The gaming industry is constantly expanding and while current generation consoles are slowly dying, next generation machines are rapidly emerging, gaining gamers interests along the way. Of the current generation console systems, the Xbox, PlayStation 2 and Gamecube have all captured a share of the gaming market. The Xbox 360 will face some heated competition when Sony releases its successor to the PS2 and Nintendo revolutionizes gaming with its Wii. When we add the P.C. into the equation, gamers will ultimately have the option of 4 gaming platforms in which to play their favorite titles.
Having identified this, developers are increasingly creating titles for more than one system. This recent trend has sparked criticisms among the gaming community. Concerns over the quality of multi-platform games have placed a great amount of pressure on developers to create titles for a specific machine. Largely associated with cross-platform titles is a lack of perceived quality due to developers focusing on multiple systems rather than one. Of course each system is different to the next. One system may contain greater processing power, while another greater graphic capabilities.
So who's to blame for the creation of multi-platform games? Most people point their fingers straight at the big gun companies such as Sony or Microsoft. It is a common misconception that creators of the gaming systems themselves wish to publish cross-platform games. After all, Microsoft would prefer to keep games exclusively bound to their machines and vice versa. It is in fact the third party developers who choose to create multi-platform titles. While gamers will continue to complain, it seems only wise from an economical perspective to capitalize on a game through multiple systems.
Unfortunately the result of this is that developers in most cases compromise quality for quantity. In many situations, developers will focus on creating a game for one machine and then port it over to other systems. However a cross-platform path isn't necessarily all bad and when approached with a different perspective can be a positive move. After all, you must consider the fact that not each gamer will own every machine. It can potentially become very expensive to own each platform and at the same time afford to purchase games. This way, gamers can still purchase their favorite game for a chosen platform without having to worry about availability.
The future of gaming is clearly heading along the path of multi-platform titles. However expect exclusive titles to remain in production. Sony and Microsoft for instance, offer up large 'sums of cash' to their larger developers to exclusively develop for their machines. While on the other hand, many developers still choose to create for one system, hoping to achieve a high quality game, winning over gamers alike. To add to this, many recent multi-platform developments have proven successful.
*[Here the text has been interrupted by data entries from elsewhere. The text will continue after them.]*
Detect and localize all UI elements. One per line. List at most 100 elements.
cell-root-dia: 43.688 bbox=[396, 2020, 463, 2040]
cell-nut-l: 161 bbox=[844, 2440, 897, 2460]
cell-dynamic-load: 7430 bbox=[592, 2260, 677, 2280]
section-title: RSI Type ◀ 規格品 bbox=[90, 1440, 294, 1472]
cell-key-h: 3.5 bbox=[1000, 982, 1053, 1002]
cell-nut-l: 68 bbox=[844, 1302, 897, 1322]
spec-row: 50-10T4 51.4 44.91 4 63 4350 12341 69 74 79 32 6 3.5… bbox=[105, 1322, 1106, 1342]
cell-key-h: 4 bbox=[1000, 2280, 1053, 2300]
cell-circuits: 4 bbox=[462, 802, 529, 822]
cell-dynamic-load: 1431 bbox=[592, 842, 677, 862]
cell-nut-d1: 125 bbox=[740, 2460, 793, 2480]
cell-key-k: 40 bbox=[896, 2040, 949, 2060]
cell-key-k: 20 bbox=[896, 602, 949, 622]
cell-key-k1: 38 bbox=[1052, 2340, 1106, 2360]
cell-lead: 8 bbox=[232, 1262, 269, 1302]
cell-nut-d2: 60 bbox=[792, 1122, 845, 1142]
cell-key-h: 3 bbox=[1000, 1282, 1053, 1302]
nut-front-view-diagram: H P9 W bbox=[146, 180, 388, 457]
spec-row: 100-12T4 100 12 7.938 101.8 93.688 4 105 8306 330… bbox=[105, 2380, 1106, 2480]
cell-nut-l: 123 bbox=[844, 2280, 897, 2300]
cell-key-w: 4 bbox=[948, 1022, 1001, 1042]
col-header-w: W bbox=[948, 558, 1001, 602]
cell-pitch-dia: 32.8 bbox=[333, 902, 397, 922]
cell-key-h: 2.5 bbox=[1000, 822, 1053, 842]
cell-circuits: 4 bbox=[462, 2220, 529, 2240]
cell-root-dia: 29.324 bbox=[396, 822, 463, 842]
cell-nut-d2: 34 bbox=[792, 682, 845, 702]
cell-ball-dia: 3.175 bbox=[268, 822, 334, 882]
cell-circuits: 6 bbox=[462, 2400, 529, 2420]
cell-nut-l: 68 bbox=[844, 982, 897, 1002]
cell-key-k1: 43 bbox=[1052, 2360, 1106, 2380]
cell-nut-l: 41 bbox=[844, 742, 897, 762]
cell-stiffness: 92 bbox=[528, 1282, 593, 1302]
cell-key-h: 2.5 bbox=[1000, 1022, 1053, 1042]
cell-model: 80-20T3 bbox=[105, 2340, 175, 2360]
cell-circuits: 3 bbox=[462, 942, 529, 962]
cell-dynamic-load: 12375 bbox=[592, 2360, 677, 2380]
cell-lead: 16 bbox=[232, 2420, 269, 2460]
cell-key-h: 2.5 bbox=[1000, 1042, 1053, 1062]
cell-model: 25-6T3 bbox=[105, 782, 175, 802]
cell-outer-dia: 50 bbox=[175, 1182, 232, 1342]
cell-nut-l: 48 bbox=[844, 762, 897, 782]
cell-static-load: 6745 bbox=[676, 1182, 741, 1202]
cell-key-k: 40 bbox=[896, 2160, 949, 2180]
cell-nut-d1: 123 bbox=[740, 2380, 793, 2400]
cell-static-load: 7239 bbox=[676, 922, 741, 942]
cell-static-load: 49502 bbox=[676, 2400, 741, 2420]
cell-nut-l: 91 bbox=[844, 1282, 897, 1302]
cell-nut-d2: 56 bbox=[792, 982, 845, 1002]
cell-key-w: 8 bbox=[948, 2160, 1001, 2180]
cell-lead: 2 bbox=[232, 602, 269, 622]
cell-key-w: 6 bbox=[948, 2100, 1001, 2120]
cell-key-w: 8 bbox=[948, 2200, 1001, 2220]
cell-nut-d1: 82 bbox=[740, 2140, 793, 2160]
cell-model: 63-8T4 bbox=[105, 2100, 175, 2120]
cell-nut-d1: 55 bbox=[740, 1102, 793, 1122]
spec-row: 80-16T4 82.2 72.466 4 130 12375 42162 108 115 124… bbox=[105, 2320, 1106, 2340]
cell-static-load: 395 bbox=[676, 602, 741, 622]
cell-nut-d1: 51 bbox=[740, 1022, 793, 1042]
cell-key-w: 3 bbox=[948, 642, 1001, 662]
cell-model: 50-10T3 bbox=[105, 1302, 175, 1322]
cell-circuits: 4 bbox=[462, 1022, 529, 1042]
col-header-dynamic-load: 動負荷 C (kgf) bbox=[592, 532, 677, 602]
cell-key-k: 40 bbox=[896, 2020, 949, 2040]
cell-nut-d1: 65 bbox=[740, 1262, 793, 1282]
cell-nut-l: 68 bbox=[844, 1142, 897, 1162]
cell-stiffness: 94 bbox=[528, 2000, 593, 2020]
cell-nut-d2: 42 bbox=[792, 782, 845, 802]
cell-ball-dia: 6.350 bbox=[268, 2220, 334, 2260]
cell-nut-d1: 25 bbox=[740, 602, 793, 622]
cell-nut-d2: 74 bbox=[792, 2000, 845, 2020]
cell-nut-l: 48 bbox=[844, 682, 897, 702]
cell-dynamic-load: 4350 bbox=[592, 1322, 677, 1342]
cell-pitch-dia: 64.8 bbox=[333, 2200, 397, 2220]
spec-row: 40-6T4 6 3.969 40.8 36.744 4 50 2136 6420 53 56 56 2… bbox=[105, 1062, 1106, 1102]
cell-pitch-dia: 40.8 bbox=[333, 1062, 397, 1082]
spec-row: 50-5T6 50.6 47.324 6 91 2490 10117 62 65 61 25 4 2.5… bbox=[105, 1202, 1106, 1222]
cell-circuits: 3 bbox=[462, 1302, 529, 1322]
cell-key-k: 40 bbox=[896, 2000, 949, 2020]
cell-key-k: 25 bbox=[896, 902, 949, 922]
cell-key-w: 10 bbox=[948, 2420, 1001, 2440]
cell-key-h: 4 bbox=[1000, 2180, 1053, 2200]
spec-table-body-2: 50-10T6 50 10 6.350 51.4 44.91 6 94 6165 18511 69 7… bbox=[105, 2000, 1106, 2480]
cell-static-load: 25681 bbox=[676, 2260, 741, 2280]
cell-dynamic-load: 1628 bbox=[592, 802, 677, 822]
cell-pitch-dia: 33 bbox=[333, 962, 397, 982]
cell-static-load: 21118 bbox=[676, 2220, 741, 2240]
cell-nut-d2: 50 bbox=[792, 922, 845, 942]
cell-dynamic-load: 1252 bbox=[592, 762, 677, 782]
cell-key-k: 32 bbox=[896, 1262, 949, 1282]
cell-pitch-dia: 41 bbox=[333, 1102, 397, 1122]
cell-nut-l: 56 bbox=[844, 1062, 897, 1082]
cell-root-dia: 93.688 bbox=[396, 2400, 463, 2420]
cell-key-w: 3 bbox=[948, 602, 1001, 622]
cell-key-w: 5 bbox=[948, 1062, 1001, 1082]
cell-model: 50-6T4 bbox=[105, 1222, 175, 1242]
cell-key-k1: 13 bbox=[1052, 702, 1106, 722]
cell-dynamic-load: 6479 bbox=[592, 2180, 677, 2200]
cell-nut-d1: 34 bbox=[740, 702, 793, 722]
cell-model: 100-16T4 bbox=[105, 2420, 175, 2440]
Take for example Resident Evil 4, a survival horror developed by Capcom. This game was released to the Gamecube in January of 2005 and greeted with rave reviews. Approximately 8 months later the same title was released again, however this time to the PS2. In similar fashion, the game was highly reviewed by gaming audience worldwide. There was very little difference between the two releases. Both featured the same game and story, while additional features were added to the PS2's version of the title. The PS2 version was in fact a port from the Gamecube version. However unlike many multi-platform developments, developers Capcom placed a great deal of emphasis on transitioning the game from one system to the next and the results - an almost prefect game.
Unfortunately this is a route that many developers choose to bypass when developing cross-platform titles. It is wrong in any case to assume that all such developments are inferior. Quality cross-platform games do exist, however they are difficult to find. The world of gaming is constantly evolving and as changes take place new trends, either good or bad will emerge. We need to remember that developers will only create games that capture the interest of gamers. The bottom line is that developers will only continue to create low quality cross-platform titles if gamers support them. Ultimately it's you, the gamer who holds all the power.